Alcohol also interferes with folate absorption and accelerates the excretion of several B vitamins through urine. So while a beer does contain B vitamins, the alcohol in that same beer makes your body less efficient at using them. Regular heavy drinking can lead to genuine B-vitamin deficiencies, particularly of thiamine and folate, even if the diet otherwise seems adequate. This is one reason why the vitamins in beer should never be considered a reliable nutritional source.
Non-Alcoholic Beer Keeps the Vitamins
Non-alcoholic beer retains the same small amounts of phosphorus, magnesium, and B vitamins found in regular beer. The key difference is that without significant ethanol, your body doesn’t face the same absorption penalties. If you’re genuinely interested in the nutritional upside of beer without the downsides, non-alcoholic versions deliver more of what’s listed on the label to your cells.

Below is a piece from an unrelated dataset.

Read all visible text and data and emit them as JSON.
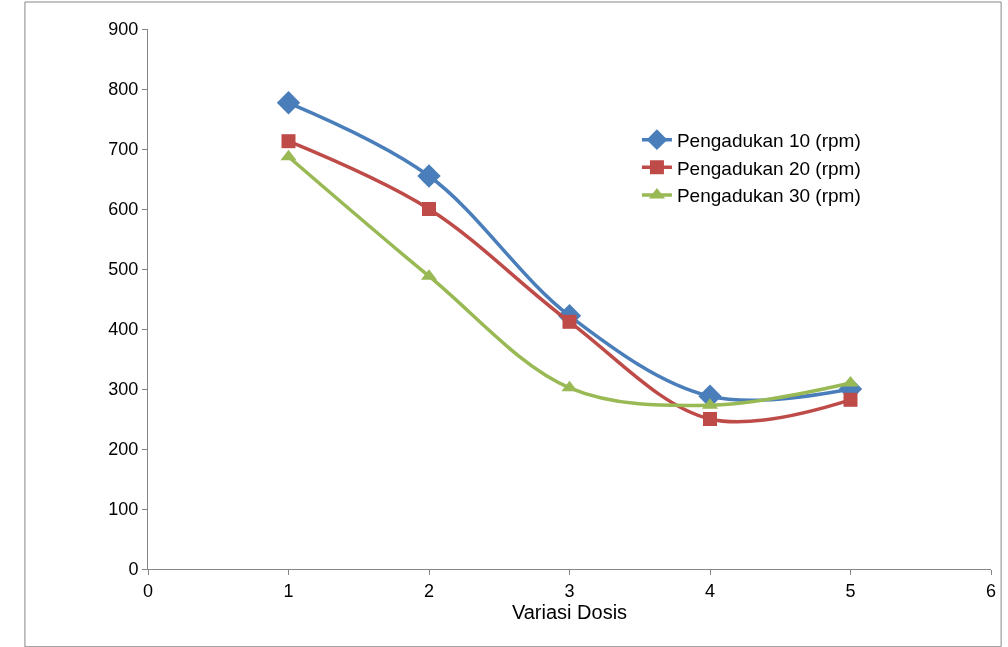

Beer Versus Bread: The “Liquid Bread” Comparison
Beer has been called “liquid bread” for centuries because both are made from grain and yeast. Nutritionally, though, the comparison falls apart quickly. Gram for gram, white bread contains 82% more calories, 22 times more protein, and significantly more thiamine, riboflavin, niacin, and folate than beer. Beer does edge out bread in one category: B12, thanks to its yeast fermentation. Bread also vastly outperforms beer in calcium (170 times more) and iron (243 times more).
The “liquid bread” label reflects the shared ingredients, not equivalent nutrition. Beer is mostly water and alcohol by weight, which dilutes every nutrient considerably. You’d need to drink an impractical and unhealthy volume of beer to match the micronutrient content of a few slices of bread.